If you don’t consume at least two to three servings of fatty fish (i.e. salmon, anchovies, sardines) each week then you should consider taking a daily fish oil supplement. If you take a statin drug to lower your cholesterol levels, you may be at risk of low blood levels of coenzyme Q10, and otherbeneficial antioxidant nutrients that protect your heart. Thus, if you’ve been prescribed statin drug, taking a coenzyme Q10 supplement could be very valuable.

Again, be sure to talk to a nutritional healthcare practioner or your primary physician when deciding on a safe and effective nutritional supplement program.

Can you take too much?

Many supplements can be safely taken in amounts greater than the Recommended Daily Value (DV) or Recommended Daily allowance (RDA). The percent daily value (%DV) displayed on the label denotes what percent of the recommended intake amount for a specific nutrient is met per serving.

Numerous studies have shown that taking certain nutrients in amounts greater than 100% DV may have valuable health benefits. For example… Consuming higher levels of Vitamin C, Beta Carotene and Vitamin E may promote stronger immune function and help protect the body against free radical damage.

When taking supplements including herbs, vitamins, minerals etc. it is important to follow the suggested use, dosage and to consider which is the highest amount that can be safely consumed. Before taking any vitamin or supplement, be sure to carefully review the precautions and instructions  on the product’s label.

Can I take supplements with my prescription medications?
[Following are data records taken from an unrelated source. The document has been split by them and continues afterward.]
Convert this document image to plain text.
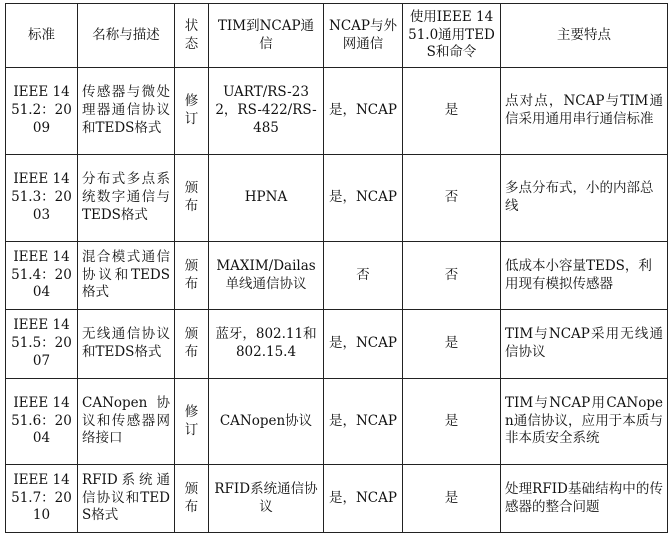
标准	名称与描述	状态	TIM到NCAP通信	NCAP与外网通信	使用IEEE 1451.0通用TEDS和命令	主要特点
IEEE 1451.2：2009	传感器与微处理器通信协议和TEDS格式	修订	UART/RS-232，RS-422/RS-485	是，NCAP	是	点对点，NCAP与TIM通信采用通用串行通信标准
IEEE 1451.3：2003	分布式多点系统数字通信与TEDS格式	颁布	HPNA	是，NCAP	否	多点分布式，小的内部总线
IEEE 1451.4：2004	混合模式通信协议和TEDS格式	颁布	MAXIM/Dailas单线通信协议	否	否	低成本小容量TEDS，利用现有模拟传感器
IEEE 1451.5：2007	无线通信协议和TEDS格式	颁布	蓝牙，802.11和802.15.4	是，NCAP	是	TIM与NCAP采用无线通信协议
IEEE 1451.6：2004	CANopen协议和传感器网络接口	修订	CANopen协议	是，NCAP	是	TIM与NCAP用CANopen通信协议，应用于本质与非本质安全系统
IEEE 1451.7：2010	RFID系统通信协议和TEDS格式	颁布	RFID系统通信协议	是，NCAP	是	处理RFID基础结构中的传感器的整合问题
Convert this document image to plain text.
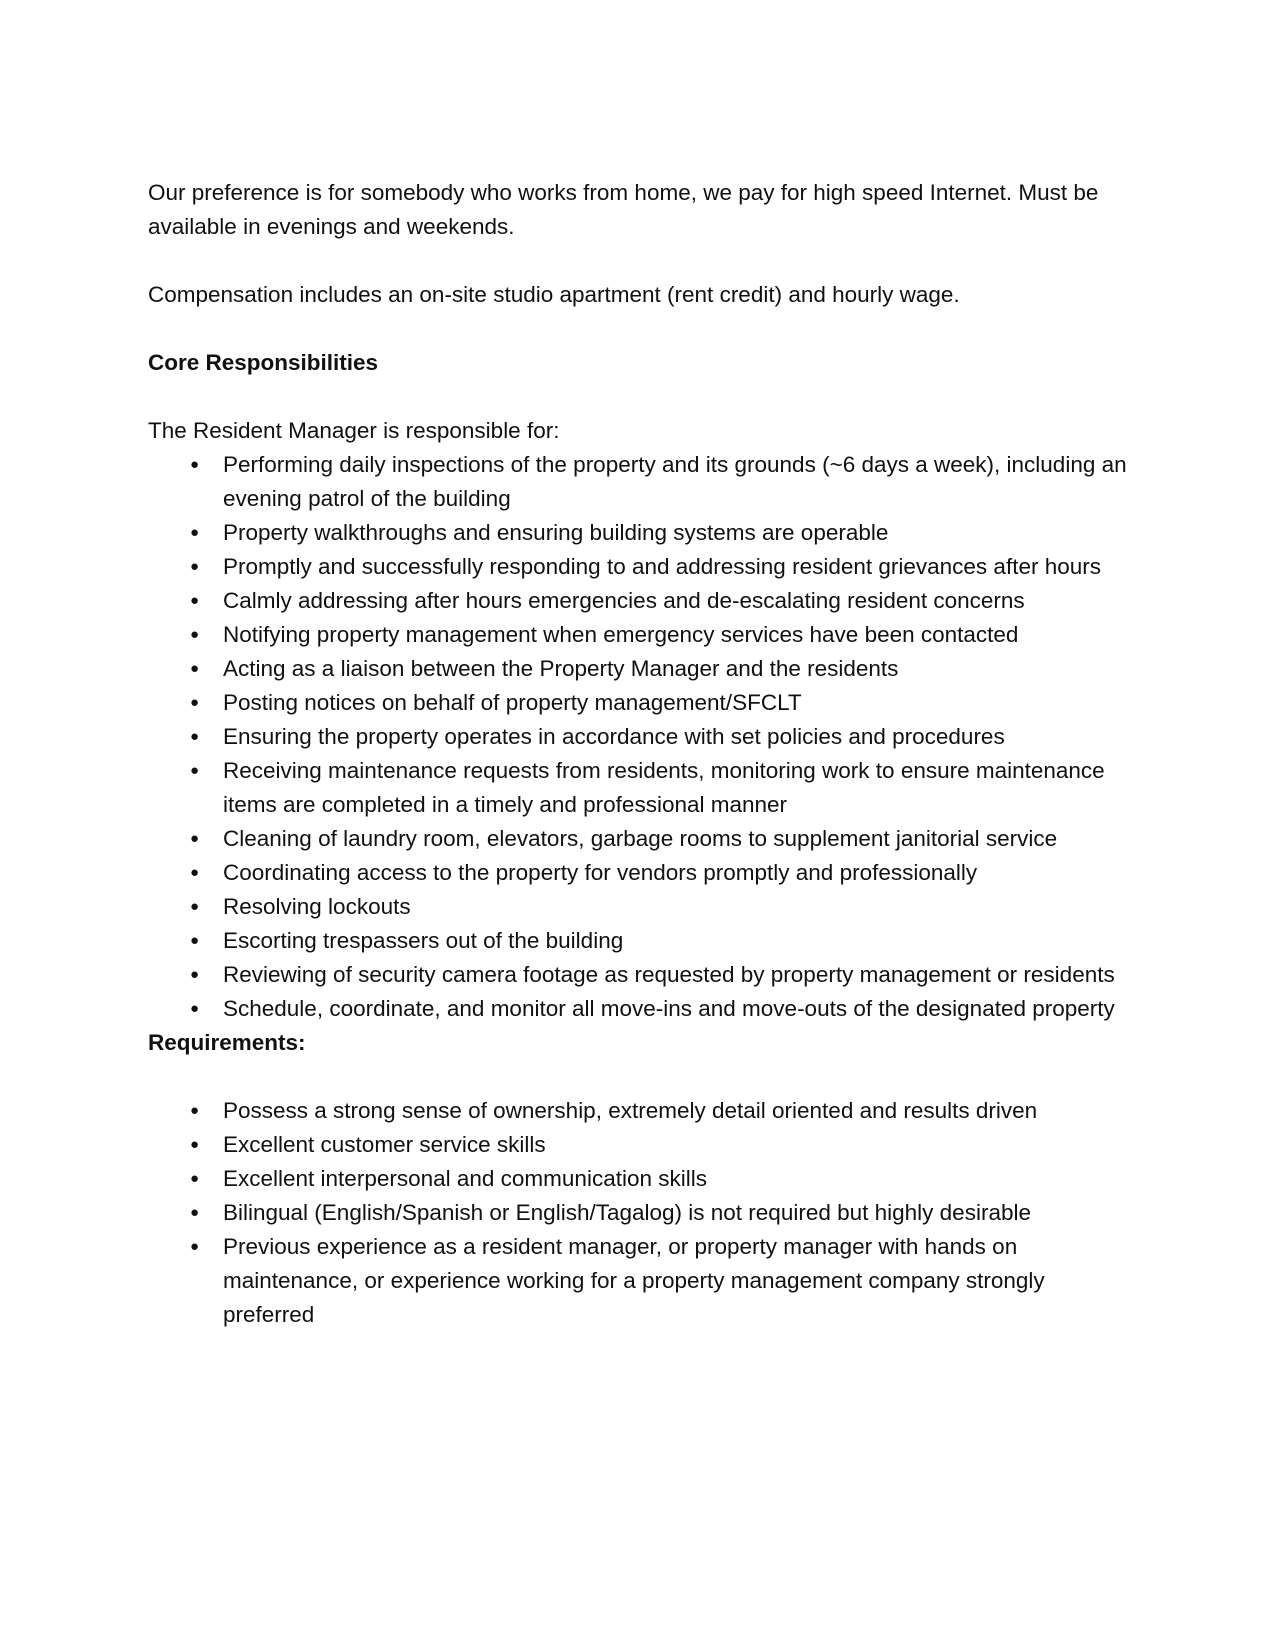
Our preference is for somebody who works from home, we pay for high speed Internet. Must be available in evenings and weekends.

Compensation includes an on-site studio apartment (rent credit) and hourly wage.

Core Responsibilities

The Resident Manager is responsible for:

● Performing daily inspections of the property and its grounds (~6 days a week), including an evening patrol of the building
● Property walkthroughs and ensuring building systems are operable
● Promptly and successfully responding to and addressing resident grievances after hours
● Calmly addressing after hours emergencies and de-escalating resident concerns
● Notifying property management when emergency services have been contacted
● Acting as a liaison between the Property Manager and the residents
● Posting notices on behalf of property management/SFCLT
● Ensuring the property operates in accordance with set policies and procedures
● Receiving maintenance requests from residents, monitoring work to ensure maintenance items are completed in a timely and professional manner
● Cleaning of laundry room, elevators, garbage rooms to supplement janitorial service
● Coordinating access to the property for vendors promptly and professionally
● Resolving lockouts
● Escorting trespassers out of the building
● Reviewing of security camera footage as requested by property management or residents
● Schedule, coordinate, and monitor all move-ins and move-outs of the designated property

Requirements:

● Possess a strong sense of ownership, extremely detail oriented and results driven
● Excellent customer service skills
● Excellent interpersonal and communication skills
● Bilingual (English/Spanish or English/Tagalog) is not required but highly desirable
● Previous experience as a resident manager, or property manager with hands on maintenance, or experience working for a property management company strongly preferred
Be sure to inform your doctor or healthcare practitioner about all the dietary supplements you take, even if you take them occasionally. This is especially important because some dietary supplements may interfere with prescription medications and over-the-counter (OTC) drugs, perhaps causing those prescriptions and OTCs to be less effective.

Conversely, some medications cause certain nutrients levels to drop and so taking supplements can help support your nutrient status and overall health when taking such drugs. Statin drugs, for example, have been known to lower blood levels of the antioxidant nutrient coenzyme Q10. To that end, individuals taking statin drugs are often advised to supplement with coenzyme Q10.
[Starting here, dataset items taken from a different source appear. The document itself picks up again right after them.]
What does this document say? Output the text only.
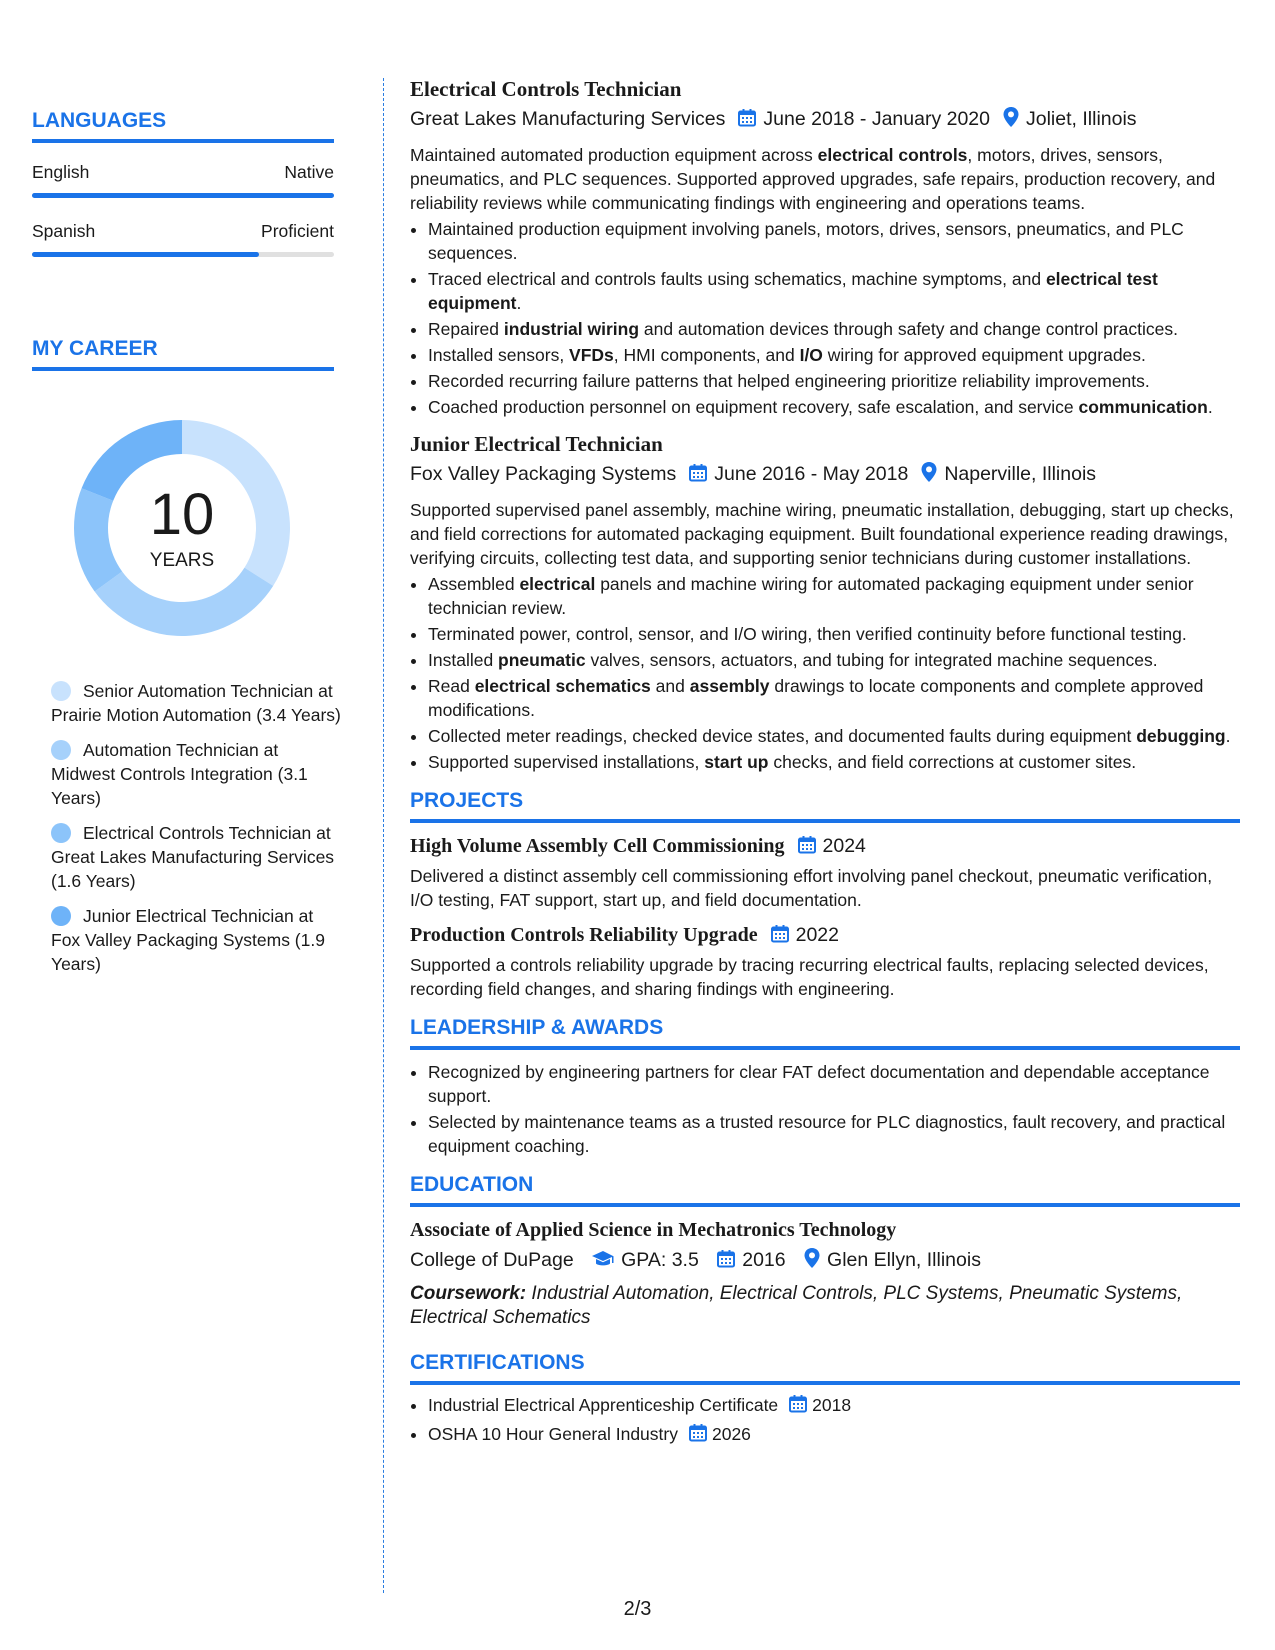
LANGUAGES
English	Native
Spanish	Proficient
MY CAREER
10
YEARS
Senior Automation Technician at Prairie Motion Automation (3.4 Years)
Automation Technician at Midwest Controls Integration (3.1 Years)
Electrical Controls Technician at Great Lakes Manufacturing Services (1.6 Years)
Junior Electrical Technician at Fox Valley Packaging Systems (1.9 Years)
Electrical Controls Technician
Great Lakes Manufacturing Services June 2018 - January 2020 Joliet, Illinois
Maintained automated production equipment across electrical controls, motors, drives, sensors, pneumatics, and PLC sequences. Supported approved upgrades, safe repairs, production recovery, and reliability reviews while communicating findings with engineering and operations teams.
• Maintained production equipment involving panels, motors, drives, sensors, pneumatics, and PLC sequences.
• Traced electrical and controls faults using schematics, machine symptoms, and electrical test equipment.
• Repaired industrial wiring and automation devices through safety and change control practices.
• Installed sensors, VFDs, HMI components, and I/O wiring for approved equipment upgrades.
• Recorded recurring failure patterns that helped engineering prioritize reliability improvements.
• Coached production personnel on equipment recovery, safe escalation, and service communication.
Junior Electrical Technician
Fox Valley Packaging Systems June 2016 - May 2018 Naperville, Illinois
Supported supervised panel assembly, machine wiring, pneumatic installation, debugging, start up checks, and field corrections for automated packaging equipment. Built foundational experience reading drawings, verifying circuits, collecting test data, and supporting senior technicians during customer installations.
• Assembled electrical panels and machine wiring for automated packaging equipment under senior technician review.
• Terminated power, control, sensor, and I/O wiring, then verified continuity before functional testing.
• Installed pneumatic valves, sensors, actuators, and tubing for integrated machine sequences.
• Read electrical schematics and assembly drawings to locate components and complete approved modifications.
• Collected meter readings, checked device states, and documented faults during equipment debugging.
• Supported supervised installations, start up checks, and field corrections at customer sites.
PROJECTS
High Volume Assembly Cell Commissioning 2024
Delivered a distinct assembly cell commissioning effort involving panel checkout, pneumatic verification, I/O testing, FAT support, start up, and field documentation.
Production Controls Reliability Upgrade 2022
Supported a controls reliability upgrade by tracing recurring electrical faults, replacing selected devices, recording field changes, and sharing findings with engineering.
LEADERSHIP & AWARDS
• Recognized by engineering partners for clear FAT defect documentation and dependable acceptance support.
• Selected by maintenance teams as a trusted resource for PLC diagnostics, fault recovery, and practical equipment coaching.
EDUCATION
Associate of Applied Science in Mechatronics Technology
College of DuPage GPA: 3.5 2016 Glen Ellyn, Illinois
Coursework: Industrial Automation, Electrical Controls, PLC Systems, Pneumatic Systems, Electrical Schematics
CERTIFICATIONS
• Industrial Electrical Apprenticeship Certificate 2018
• OSHA 10 Hour General Industry 2026
2/3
It’s important to let your doctor know the dosage and the frequency of use for all the supplements you are taking.   Talk to your doctor or healthcare provider about potential nutrient depletions that may occur with your medication(s) so you can be sure to  restore those key nutrient levels with proper supplementation.
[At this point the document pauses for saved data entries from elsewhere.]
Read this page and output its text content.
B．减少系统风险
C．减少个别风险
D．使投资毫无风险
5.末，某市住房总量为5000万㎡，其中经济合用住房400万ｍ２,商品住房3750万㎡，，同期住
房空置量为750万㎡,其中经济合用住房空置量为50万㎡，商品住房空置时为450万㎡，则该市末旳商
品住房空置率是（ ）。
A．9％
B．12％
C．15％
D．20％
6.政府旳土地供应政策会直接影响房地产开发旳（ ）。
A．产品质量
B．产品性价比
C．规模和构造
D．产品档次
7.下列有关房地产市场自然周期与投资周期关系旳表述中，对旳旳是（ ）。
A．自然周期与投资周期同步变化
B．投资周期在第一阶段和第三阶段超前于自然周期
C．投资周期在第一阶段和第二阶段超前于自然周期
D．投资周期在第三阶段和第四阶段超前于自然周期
Can I take supplements after the expiration date?

When a vitamin nutritional supplement expires, it is not necessarily harmful to consume. Expiration dates on most dietary supplements are actually “best if used by” guidelines.

However, the active ingredients may no longer be up to the potency specified on the label. If in doubt about an expired product, you may want  to discard that product and purchase a fresh, new batch.

Can I cut vitamin and nutritional supplement tablets into smaller pieces if I can’t swallow them whole?

Most supplements may be cut in half, milled into powder or chewed if swallowing is a problem.

Softgels (soft gelatin capsules) that are too large for you to comfortably swallow may be punctured or cut in half to empty the contents into a spoon or food.

Two-piece hard shell gelatin capsules may be opened easily to release the contents into food or a beverage.

Be advised, the only products not recommended to cut into smaller pieces are those that are timed-release or enteric coated. Such supplements should be swallowed whole to assure the best performance.

Where is the best place to store vitamins and nutritional supplements?

Storage directions are commonly explained on a vitamin label. Most often, storing the bottles in a cool, dry place with the cap tightly sealed is recommended. Certain formulations may require special storage conditions such as refrigeration.

Always keep these products out of reach of children and pets.

This article is for informational and educational purposes only; It is not intended to provide medical advice, diagnosis or treatment. Consult your doctor or healthcare professional.